Crystal growth and orientations in vacuum-condensed silver films and their systematic dependance on the residual air pressure, film thickness, rate of deposition and substrate temperature

Abstract

Grazing-incidence electron diffraction is used to show the surface structure and mode of growth of silver films condensed in vacuum, in relation to film thickness H, rate of deposition, substrate temperature and, especially, the residual gas nature and pressure p. In air at 7 × 10−6 to 7 × 10−3 torr, on glass at room temperature, silver deposited at 30-35 Å s−1 showed random polycrystalline initial structure up to a certain thickness, then {111} orientation, then additional {111} twinning, followed by {110} and later {110}+{211} orientation, at all these pressures.
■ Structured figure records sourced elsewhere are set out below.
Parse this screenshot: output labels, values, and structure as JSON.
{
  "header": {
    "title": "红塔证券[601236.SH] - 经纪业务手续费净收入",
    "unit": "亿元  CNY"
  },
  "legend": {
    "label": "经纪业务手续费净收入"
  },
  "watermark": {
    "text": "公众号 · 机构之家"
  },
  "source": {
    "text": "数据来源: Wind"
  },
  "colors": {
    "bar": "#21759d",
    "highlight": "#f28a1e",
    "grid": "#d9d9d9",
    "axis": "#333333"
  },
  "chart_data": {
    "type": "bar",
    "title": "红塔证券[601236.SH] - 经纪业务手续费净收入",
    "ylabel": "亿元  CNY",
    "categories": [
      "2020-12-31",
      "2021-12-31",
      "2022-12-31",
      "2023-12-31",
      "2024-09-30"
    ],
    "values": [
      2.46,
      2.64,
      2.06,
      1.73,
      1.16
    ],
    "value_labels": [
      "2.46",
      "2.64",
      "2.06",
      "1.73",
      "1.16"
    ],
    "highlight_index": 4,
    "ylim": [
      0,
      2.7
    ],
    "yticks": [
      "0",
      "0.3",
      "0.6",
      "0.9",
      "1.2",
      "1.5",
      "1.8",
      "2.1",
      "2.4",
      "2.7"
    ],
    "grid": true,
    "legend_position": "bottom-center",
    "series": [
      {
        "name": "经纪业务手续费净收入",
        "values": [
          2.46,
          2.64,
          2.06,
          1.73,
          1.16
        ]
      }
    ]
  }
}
Additionally some hexagonal silver was present in films at 10−3 to 10−2 torr of air or nitrogen, but not oxygen. The thickness at which these orientations were first observed is approximately H=Kprime ln (p0/p), where Kprime and p0 are constants, p0 being approximately 2 × 10−2 torr.The {111} orientation results from {111} crystal faces being formed, and more rapid lateral growth and predominance of crystals with this face normal to the vapour stream. The {110} and {211} orientations appear to be due to secondary twinning combined with presence of {110} or {211} faces on the twins.A theory is developed which accounts well for the (H, ln p) rectilinear locus in terms of a Temkin isotherm for adsorption of the oxygen, and indicates a stepped nature of the {111} faces. The coverage fraction θ of the oxygen adsorption is estimated.At 60-160 Å s−1, the {111} orientation develops slightly earlier, but little or no twinning occurs at up to 12 000 Å film thickness.